Let then $g\gt0$ be a solution of $(1)$. As $g(0)=1$, we have $g(2x)=g(x)^2$ and $g(-x)=g(x)$ for all $x$. Let $x\in\Bbb R$ be arbitrary and fixed. We have: $$g(4x)g(2x)=g(2x)^2g(2x)=(g(x)^2)^3=g(x)^6$$But also via $(1)$: $$\tag{6}g(x)^6=g(4x)g(2x)=g(3x)^2g(x)^2$$We also get: $$g(3x)g(x)=g(2x)^2g(x)^2=g(x)^6$$So that $g(3x)=g(x)^5$ ($g(x)\neq0$ always). By $(6)$: $$g(x)^6=(g(x)^5)^2g(x)^2\implies1=g(x)^6$$For $x$ held arbitrary, and so $g\equiv 1$ as we took $g$ positive.
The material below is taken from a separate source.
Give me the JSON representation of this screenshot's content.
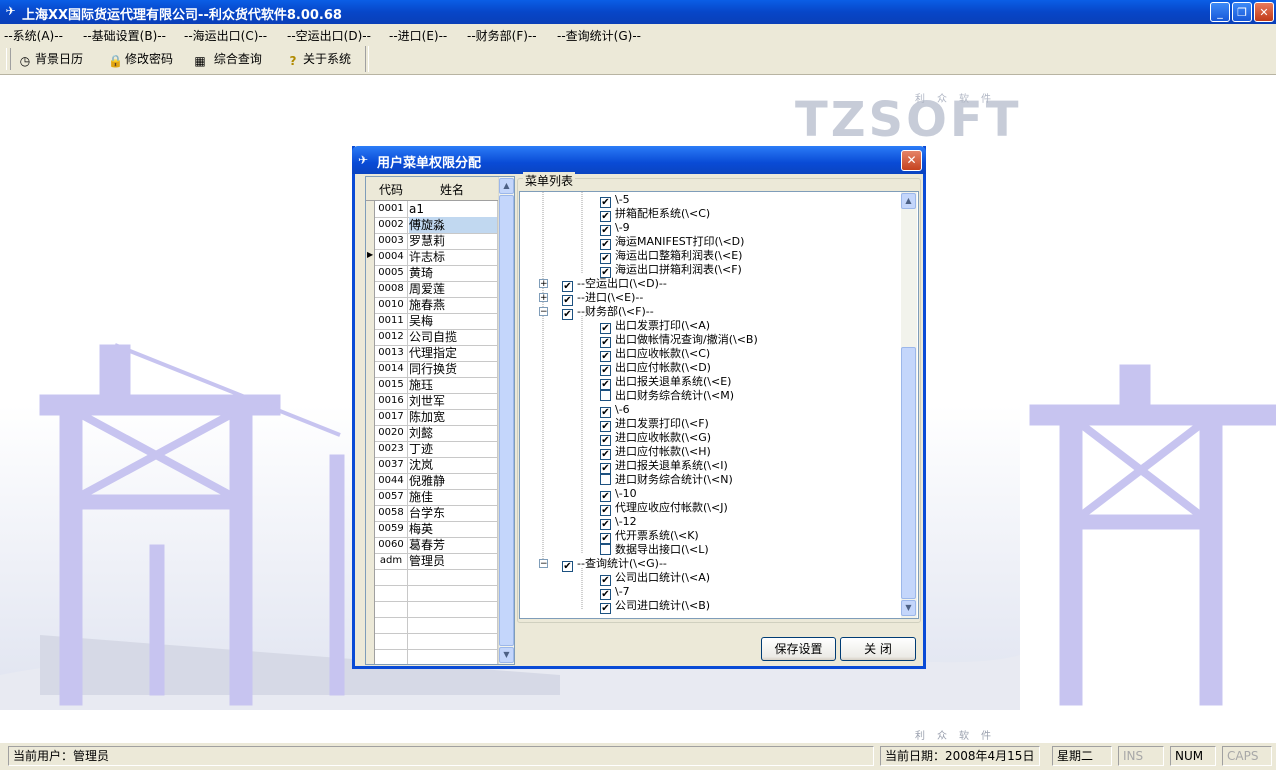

Thus far $f_0,f_1$ have been identified as the only nonnegative solutions. As mentioned, $f_{-1}:=-f_1$ is then the unique negative solution (technically they have only been shown to be candidate solutions, but that they are continuous and satisfy $(1)$ is obvious). $\blacksquare$
Certainly the solutions I found are correct solutions, but are they all the continuous solutions as I claim?